Así que con el mayor de los cuidados, como si se tratase realmente de darle la vuelta a una tortilla de doce huevos, se acercó a la puerta de la sala de estar. Con un tono blanco sábana de hospital y poblada únicamente por cuatro rectángulos y dos cuadrados perfectamente alineados en dos columnas se presentaba frente a él. No era la puerta mágica a la libertad, otra dimensión ni nada que se le pareciese. Él era real. No era parte de una fantasía tradicional, pero percibía, pese a todo, que existía la posibilidad de hallar soluciones al otro lado.
Ciertamente atemorizado e incluso acomplejado tomó asiento. Contempló durante unos segundos la alfombra de pelo de animal primero para a continuación, cuando se dio cuenta de que no debía mostrarse ensimismado, elevar la vista cuidadosamente. Dibujando un abanico sus ojos analizaron paredes pobladas de fotos de tierras y huertos interminables enmarcadas bajo un techo que hospedaba una preciada lámpara con cinco patas que combinaba en tonos a la perfección con el resto de elementos de su entorno.

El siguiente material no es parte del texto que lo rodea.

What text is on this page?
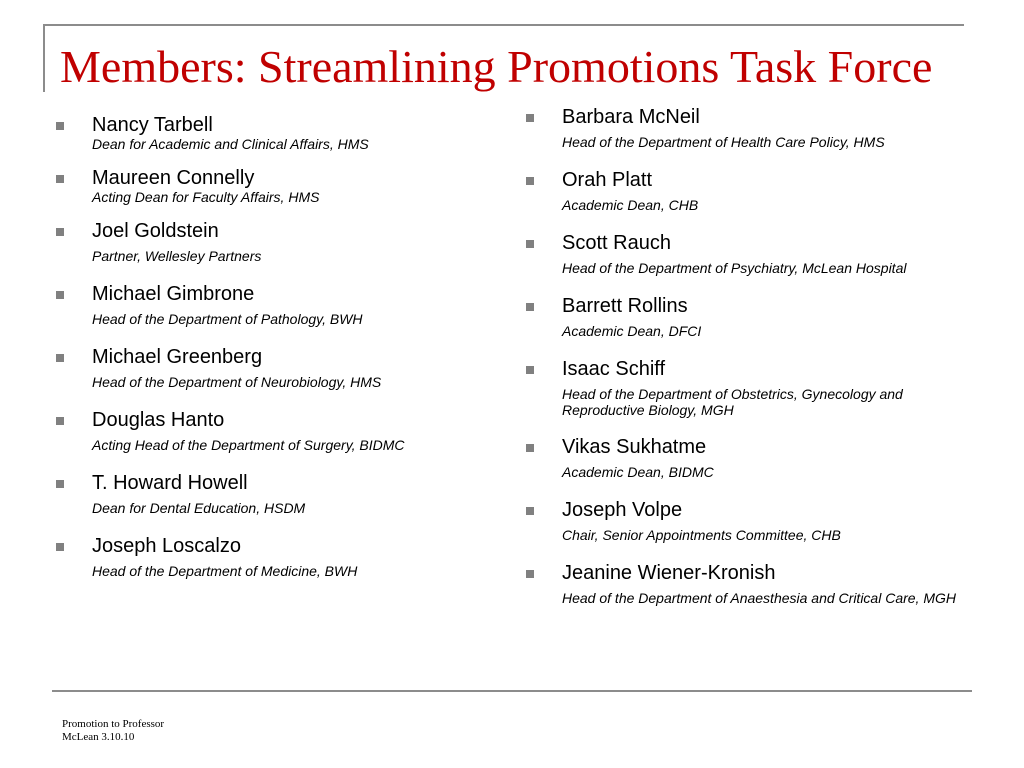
Members: Streamlining Promotions Task Force
Nancy Tarbell
Dean for Academic and Clinical Affairs, HMS
Maureen Connelly
Acting Dean for Faculty Affairs, HMS
Joel Goldstein
Partner, Wellesley Partners
Michael Gimbrone
Head of the Department of Pathology, BWH
Michael Greenberg
Head of the Department of Neurobiology, HMS
Douglas Hanto
Acting Head of the Department of Surgery, BIDMC
T. Howard Howell
Dean for Dental Education, HSDM
Joseph Loscalzo
Head of the Department of Medicine, BWH
Barbara McNeil
Head of the Department of Health Care Policy, HMS
Orah Platt
Academic Dean, CHB
Scott Rauch
Head of the Department of Psychiatry, McLean Hospital
Barrett Rollins
Academic Dean, DFCI
Isaac Schiff
Head of the Department of Obstetrics, Gynecology and Reproductive Biology, MGH
Vikas Sukhatme
Academic Dean, BIDMC
Joseph Volpe
Chair, Senior Appointments Committee, CHB
Jeanine Wiener-Kronish
Head of the Department of Anaesthesia and Critical Care, MGH
Promotion to Professor
McLean 3.10.10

Aspiró un pequeño puñado de aire por la nariz y presionando firmemente con el índice y pulgar derechos se peinó el bigote.
Rodeado exclusivamente de muebles y silencio alzó la barbilla para descubrir lo que ocupaba el terreno más allá de la amplia ventana de esta nueva sala. Carecía de cortinas. Carecía de persianas. Deambuló hacia ella con las manos atrás para encontrar más y más terrenos listos para el cultivo. Pasó la lengua entre sus labios secos. Veintiocho eternos años había tardado en comprender aliviado que solamente podría ayudarse a sí mismo de una forma.